As long as the coalition forces stay on the soil of Afghanistan, the conflict would continue. And in that case, projects like the Turkmenistan-Afghanistan-Pakistan-India pipeline and CASA 1000 (Central Asia-South Asia) would not materialise. Not only that, the future viability of CPEC would be in doubt if the war in Afghanistan does not end soon.

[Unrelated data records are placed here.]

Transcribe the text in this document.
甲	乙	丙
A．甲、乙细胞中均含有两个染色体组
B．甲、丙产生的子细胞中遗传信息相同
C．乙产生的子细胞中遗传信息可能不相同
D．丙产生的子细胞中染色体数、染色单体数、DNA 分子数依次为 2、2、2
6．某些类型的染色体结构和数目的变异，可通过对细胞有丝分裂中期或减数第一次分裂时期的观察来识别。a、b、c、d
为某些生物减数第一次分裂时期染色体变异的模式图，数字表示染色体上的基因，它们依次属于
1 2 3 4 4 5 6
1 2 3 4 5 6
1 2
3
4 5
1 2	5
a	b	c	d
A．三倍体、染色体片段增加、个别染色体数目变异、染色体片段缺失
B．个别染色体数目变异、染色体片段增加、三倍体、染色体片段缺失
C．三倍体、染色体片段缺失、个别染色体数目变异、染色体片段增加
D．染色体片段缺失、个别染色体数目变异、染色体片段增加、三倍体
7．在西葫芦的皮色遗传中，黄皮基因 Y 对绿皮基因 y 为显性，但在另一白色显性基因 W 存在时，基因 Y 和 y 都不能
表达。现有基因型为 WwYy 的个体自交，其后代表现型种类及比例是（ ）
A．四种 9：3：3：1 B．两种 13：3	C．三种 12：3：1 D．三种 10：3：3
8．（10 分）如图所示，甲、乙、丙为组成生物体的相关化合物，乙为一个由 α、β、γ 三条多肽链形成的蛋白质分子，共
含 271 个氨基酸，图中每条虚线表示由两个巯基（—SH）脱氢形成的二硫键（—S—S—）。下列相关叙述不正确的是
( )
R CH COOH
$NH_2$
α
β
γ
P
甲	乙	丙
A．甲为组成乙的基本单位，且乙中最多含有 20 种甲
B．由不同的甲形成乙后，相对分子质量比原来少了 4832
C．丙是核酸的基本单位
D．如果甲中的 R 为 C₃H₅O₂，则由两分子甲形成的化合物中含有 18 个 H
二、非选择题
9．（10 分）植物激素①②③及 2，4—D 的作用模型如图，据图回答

For Pakistan, the stakes are high. Aligning itself with the US’s goals in Afghanistan would cause irreparable damage to its security and its economy. By joining hands with China, Russia and Turkey, it can bring pressure to bear upon the US to seek reconciliation and a negotiated end to the conflict. The US’s reluctance to seek genuine reconciliation is a stumbling block to peace. The other impediment is the regime in Kabul which does not want to change the status quo and lose its control, perks and privileges. Another factor blocking a genuine dialogue is the inability of the Taliban to convert the movement into a political organisation that has a manifesto and a hierarchy.
Regrettably there is no vision or understanding of the dynamics of the conflict in Afghanistan. The suffering of the people, the chaos and instability would perhaps continue.
Rustam Shah Mohmand is former Pakistani ambassador to Afghanistan.